Is it possible to trap SQL Errors with Access VBA? I'm building an Access
2000 to SQL Server 2000 (via ODBC) application that prompts the user for
their SQL Server password. If the wrong password is entered (and
concatinated into the DNS-less connection string) the authentication will
fail and display a SQL Server generated error. I put in a simple error
trapping routine, but the SQL Server error is displayed before my error
trapping fires.

Thanks for any help you can provide.

Joe
 
J

Joe Fallon

This is a piece of a regular error handler that calls a function to
enumerate any ODBC errors:

MyErrorHandler:
If fInTrans Then
wrk.Rollback
MsgBox "Error occurred.

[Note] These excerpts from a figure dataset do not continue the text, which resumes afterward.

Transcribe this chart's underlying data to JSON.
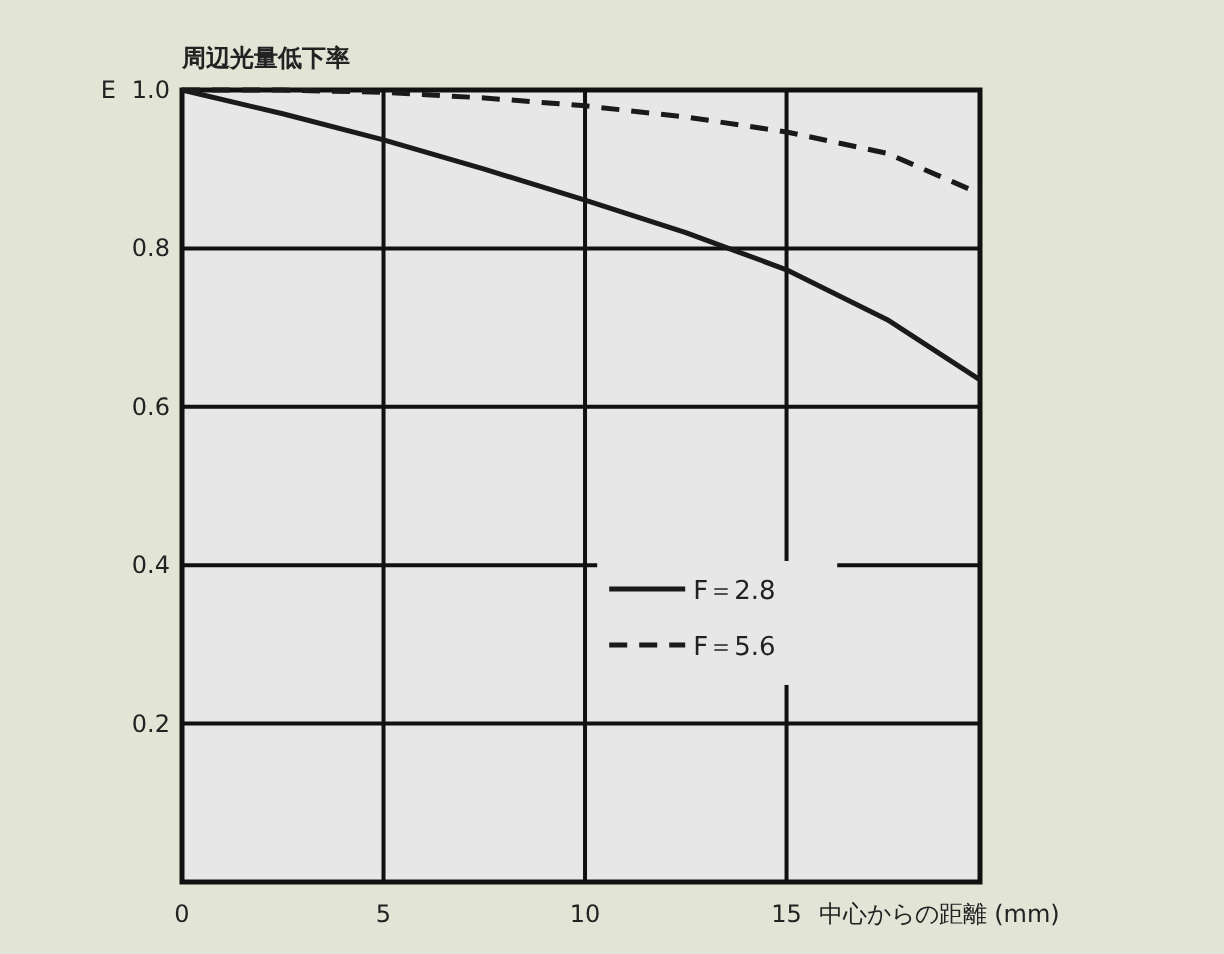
{
  "chart_data": {
    "type": "line",
    "title": "周辺光量低下率",
    "xlabel": "中心からの距離 (mm)",
    "ylabel": "E",
    "x": [
      0,
      2.5,
      5,
      7.5,
      10,
      12.5,
      15,
      17.5,
      19.8
    ],
    "series": [
      {
        "name": "F＝2.8",
        "color": "#1a1a1a",
        "line_style": "solid",
        "values": [
          1.0,
          0.97,
          0.937,
          0.9,
          0.861,
          0.82,
          0.773,
          0.71,
          0.634
        ]
      },
      {
        "name": "F＝5.6",
        "color": "#1a1a1a",
        "line_style": "dashed",
        "values": [
          1.0,
          1.0,
          0.997,
          0.99,
          0.98,
          0.966,
          0.947,
          0.92,
          0.869
        ]
      }
    ],
    "xlim": [
      0,
      19.8
    ],
    "xticks": [
      0,
      5,
      10,
      15
    ],
    "ylim": [
      0,
      1
    ],
    "yticks": [
      {
        "value": 0,
        "label": null
      },
      0.2,
      0.4,
      0.6,
      0.8,
      {
        "value": 1,
        "label": "1.0"
      }
    ],
    "grid": true,
    "legend": "bottom center",
    "marker": "none"
  }
}
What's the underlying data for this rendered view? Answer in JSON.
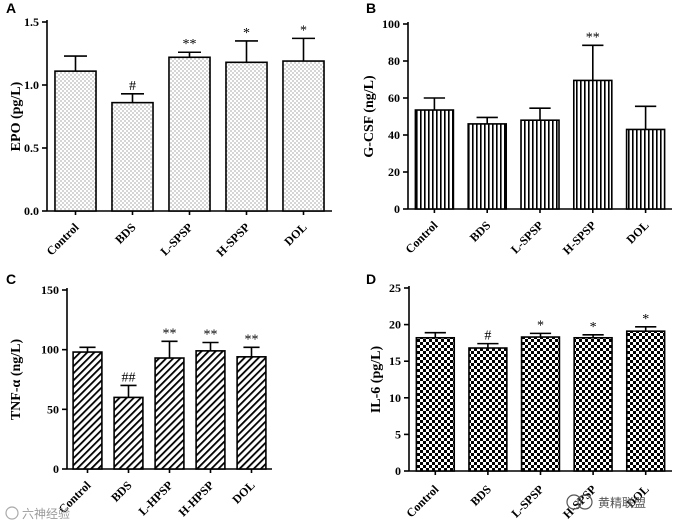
{
  "chart_data": [
    {
      "panel": "A",
      "type": "bar",
      "ylabel": "EPO (pg/L)",
      "categories": [
        "Control",
        "BDS",
        "L-SPSP",
        "H-SPSP",
        "DOL"
      ],
      "values": [
        1.11,
        0.86,
        1.22,
        1.18,
        1.19
      ],
      "errors": [
        0.12,
        0.07,
        0.04,
        0.17,
        0.18
      ],
      "significance": [
        "",
        "#",
        "**",
        "*",
        "*"
      ],
      "ylim": [
        0,
        1.5
      ],
      "yticks": [
        "0.0",
        "0.5",
        "1.0",
        "1.5"
      ],
      "pattern": "dots"
    },
    {
      "panel": "B",
      "type": "bar",
      "ylabel": "G-CSF (ng/L)",
      "categories": [
        "Control",
        "BDS",
        "L-SPSP",
        "H-SPSP",
        "DOL"
      ],
      "values": [
        53.5,
        46,
        48,
        69.5,
        43
      ],
      "errors": [
        6.5,
        3.5,
        6.5,
        19,
        12.5
      ],
      "significance": [
        "",
        "",
        "",
        "**",
        ""
      ],
      "ylim": [
        0,
        100
      ],
      "yticks": [
        "0",
        "20",
        "40",
        "60",
        "80",
        "100"
      ],
      "pattern": "vlines"
    },
    {
      "panel": "C",
      "type": "bar",
      "ylabel": "TNF-α (ng/L)",
      "categories": [
        "Control",
        "BDS",
        "L-HPSP",
        "H-HPSP",
        "DOL"
      ],
      "values": [
        98,
        60,
        93,
        99,
        94
      ],
      "errors": [
        4,
        10,
        14,
        7,
        8
      ],
      "significance": [
        "",
        "##",
        "**",
        "**",
        "**"
      ],
      "ylim": [
        0,
        150
      ],
      "yticks": [
        "0",
        "50",
        "100",
        "150"
      ],
      "pattern": "diag"
    },
    {
      "panel": "D",
      "type": "bar",
      "ylabel": "IL-6 (pg/L)",
      "categories": [
        "Control",
        "BDS",
        "L-SPSP",
        "H-SPSP",
        "DOL"
      ],
      "values": [
        18.2,
        16.8,
        18.3,
        18.2,
        19.1
      ],
      "errors": [
        0.7,
        0.6,
        0.5,
        0.4,
        0.6
      ],
      "significance": [
        "",
        "#",
        "*",
        "*",
        "*"
      ],
      "ylim": [
        0,
        25
      ],
      "yticks": [
        "0",
        "5",
        "10",
        "15",
        "20",
        "25"
      ],
      "pattern": "checker"
    }
  ],
  "watermark": {
    "left_text": "六神经验",
    "right_text": "黄精联盟"
  }
}
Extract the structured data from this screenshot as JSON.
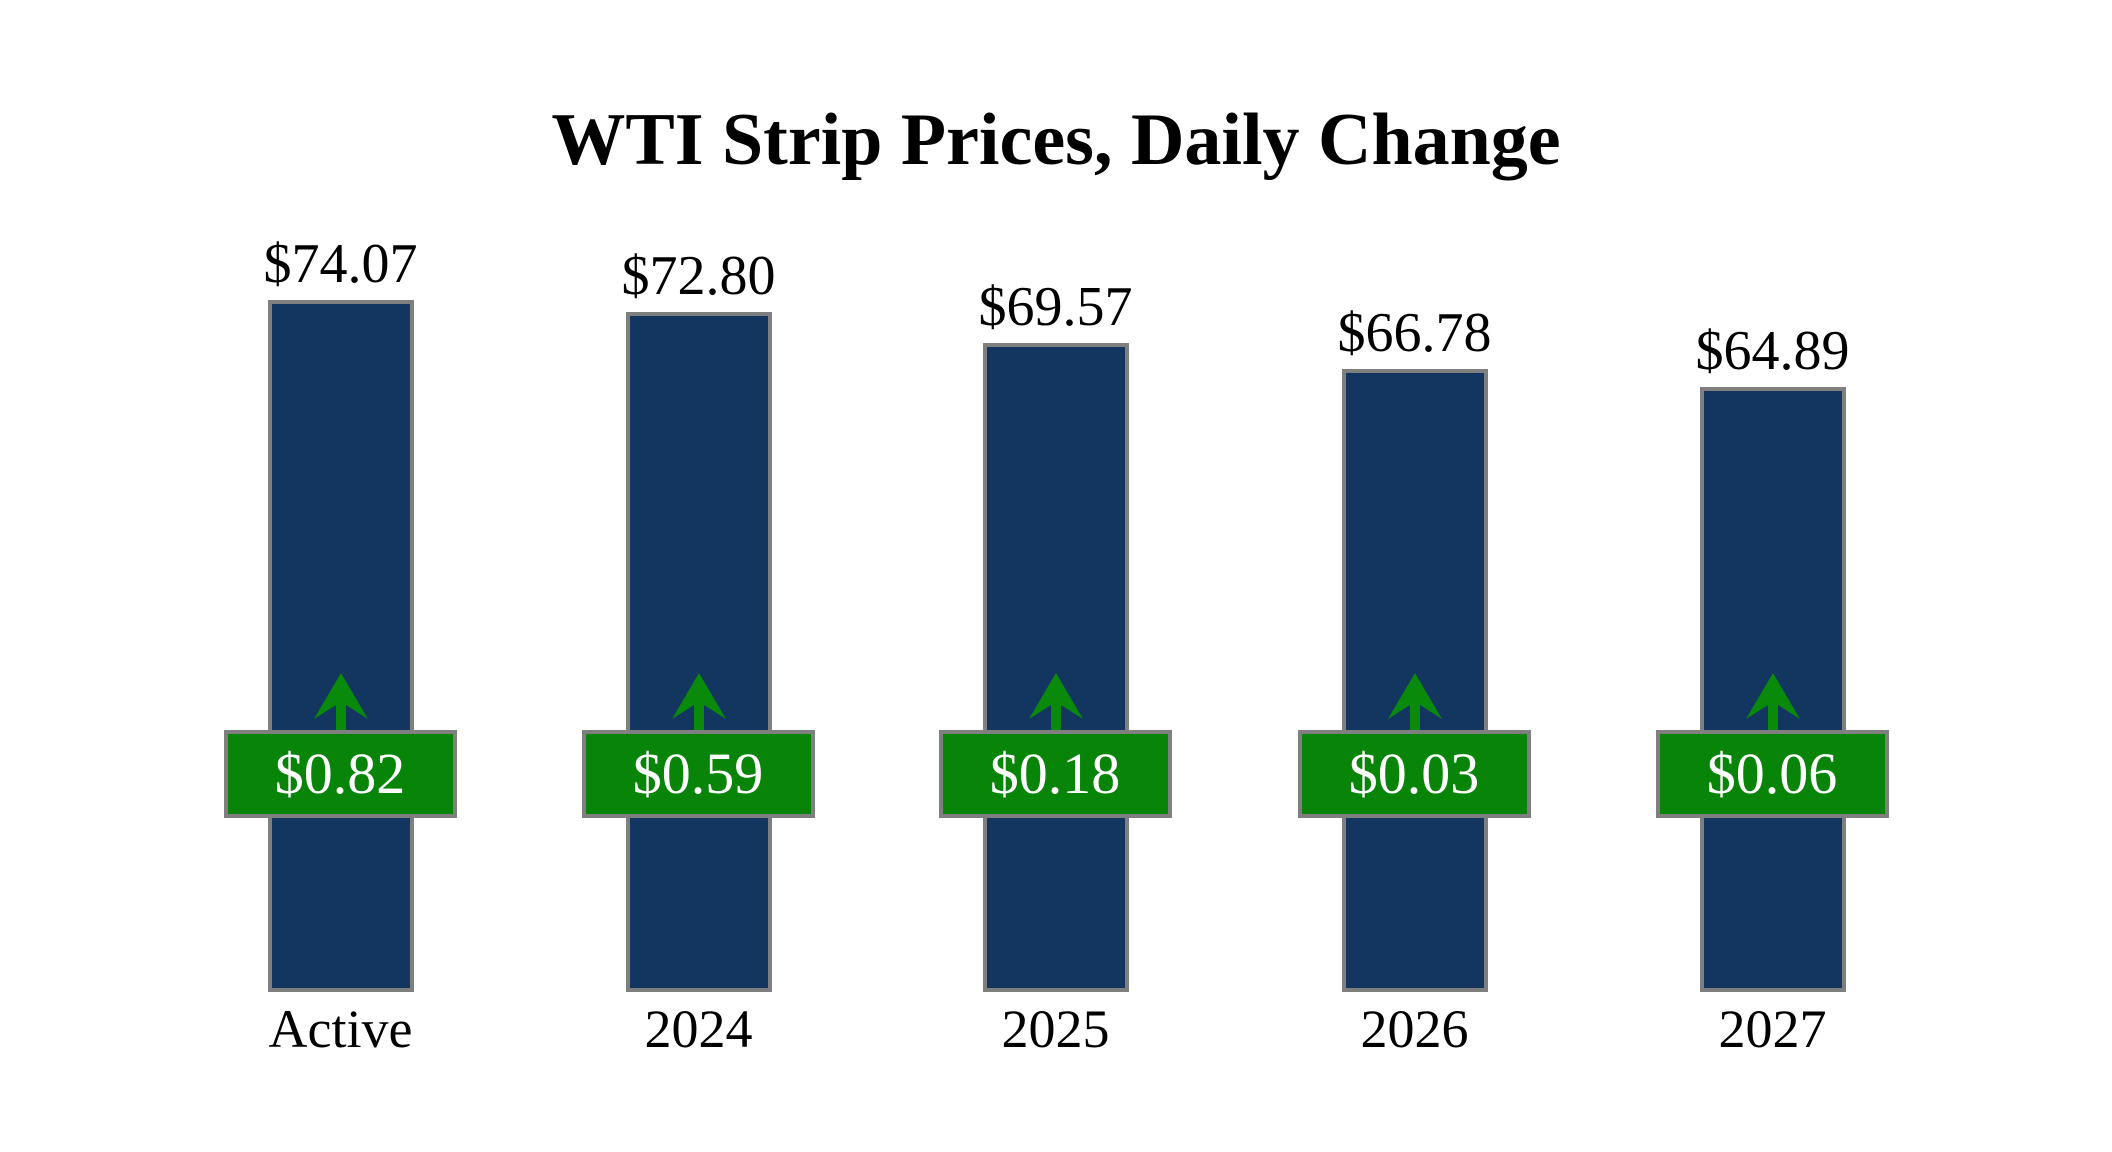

Transaction rolled back. No records were
added.", vbOKOnly + vbCritical, "Append Data"
EnumerateErrors
......


Public Function EnumerateErrors()
Dim errValue As Error
Dim lngCounter As Long

Select Case Err
'ODBC Error
Case 3146 To 3299
lngCounter = 1
If Err.Number = 3157 Then
MsgBox "Hey." & vbCRLF & "Call your DBA", vbOKOnly + vbCritical,
"MyApp"
End If
For Each errValue In DBEngine.Errors
MsgBox ("Server Error #" & lngCounter & vbCRLF & "Error #" &
errValue.Number & " was generated by " & errValue.Source & vbCRLF &
"Description: " & errValue.Description)
lngCounter = lngCounter + 1
Next errValue

'Not an ODBC error
Case Else
MsgBox ("Error number not in range of 3146 to 3299. Enumerate errors.")

End Select

End Function
 
J

JRE

Thanks Joe,

The code indeed does work, but fires after the SQL Server error is
displayed. I was hoping that the error handler would suppress the SQL Server
error message box.and allow me to display my own.

Regards,
Joe
 
D

david epsom dot com dot au

fail and display a SQL Server generated error. I put in a simple error

????

If I enter an invalid password, the SQL Server Driver presents a log-in
dialog.


When you are using the ODBC API, and you set the prompt argument of the
OpenConnection method to prohibit user completion of missing ODBC connect
arguments, a trappable error is triggered. Otherwise the ODBC driver manager
displays a dialog box to gather missing information from the user.

In Access, there is no way to set or clear this parameter.